Big Mac, Big Mistake

So the last time we saw Mark McGwire he was giving the worst possible answer to questions from Congress about steroids. And then he vanished without a trace, and the location of his supporters and defenders shrank to one area code in Missouri, and every day somebody hoped he’d figure it out: his reputation was shot anyway, he wasn’t going to the Hall of Fame, he had been given by fate a license to tell kids not to get involved with performance-enhancers and thus redeem much of his own unacceptable but easily forgiven perfidy.

Instead, crickets.
In March, that ludicrous “I’m not hear to talk about the past” announcement will have been five years ago. And now we are informed that McGwire, who never had a reputation as much of a student of the game (although he was secretly tutoring several Cardinals including Skip Schumaker and Matt Holliday, and they swear by him), and who never addressed his past, will suddenly emerge from nowhere to coach the Cards’ hitters next season. 

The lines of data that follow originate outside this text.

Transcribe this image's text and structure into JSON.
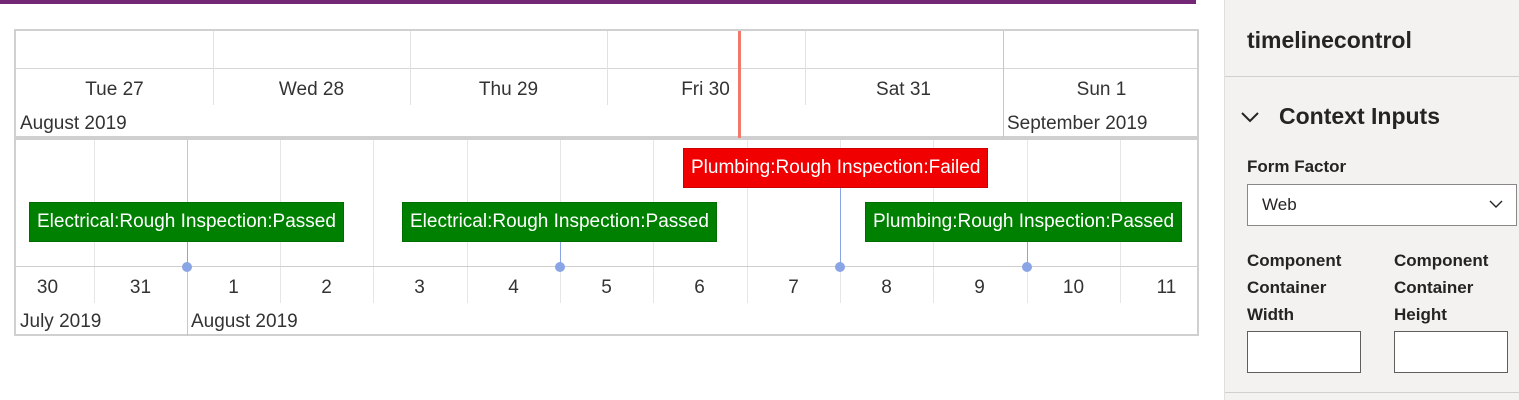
{
  "pane": {
    "title": "timelinecontrol",
    "section": {
      "title": "Context Inputs",
      "icon": "chevron-down-icon"
    },
    "form_factor": {
      "label": "Form Factor",
      "value": "Web"
    },
    "width": {
      "label_lines": [
        "Component",
        "Container",
        "Width"
      ],
      "value": ""
    },
    "height": {
      "label_lines": [
        "Component",
        "Container",
        "Height"
      ],
      "value": ""
    }
  },
  "top_timeline": {
    "days": [
      "Tue 27",
      "Wed 28",
      "Thu 29",
      "Fri 30",
      "Sat 31",
      "Sun 1"
    ],
    "months": [
      "August 2019",
      "September 2019"
    ]
  },
  "bottom_timeline": {
    "ticks": [
      "30",
      "31",
      "1",
      "2",
      "3",
      "4",
      "5",
      "6",
      "7",
      "8",
      "9",
      "10",
      "11"
    ],
    "months": [
      "July 2019",
      "August 2019"
    ],
    "events": [
      {
        "label": "Electrical:Rough Inspection:Passed",
        "status": "passed"
      },
      {
        "label": "Electrical:Rough Inspection:Passed",
        "status": "passed"
      },
      {
        "label": "Plumbing:Rough Inspection:Failed",
        "status": "failed"
      },
      {
        "label": "Plumbing:Rough Inspection:Passed",
        "status": "passed"
      }
    ]
  },
  "colors": {
    "passed": "#008000",
    "failed": "#f00000",
    "now_line": "#f0796b",
    "brand": "#742774",
    "marker": "#8aa5e6"
  }
}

Just a guess here, but he might get a question about PED’s from the media, and he might get an occasional taunt from the fans. Look, this isn’t going to be 1998 in terms of reportorial attention, and it’s not like hitting coaches run out to the plate as pitching coaches do to the mound so the booing will probably be at a minimum. But who thought this was a good idea, or one that won’t be mocked, debated, and questioned in every city except St. Louis? If Tony LaRussa feels the 2010 Cardinals will need a distraction from questions about their pitching, hitting, fielding, and team chemistry – he just provided it.
THE CURSE IS OVER
I congratulate the National League Champion Phillies who made it to the World Series without my help (snark) for the first time ever. There go any free tickets I might have gotten in the next few years. I’ll live.
I suspect the Yankees will win the Series in six, possibly five. I would expect the Phillies to pound A.J. Burnett mercilessly in Game Two but otherwise be largely thwarted by the Sabathia/Pettitte combo. A monster Series out of Dennis Werth, himself the stepson of a long-ago Yankee, would be the key to an upset.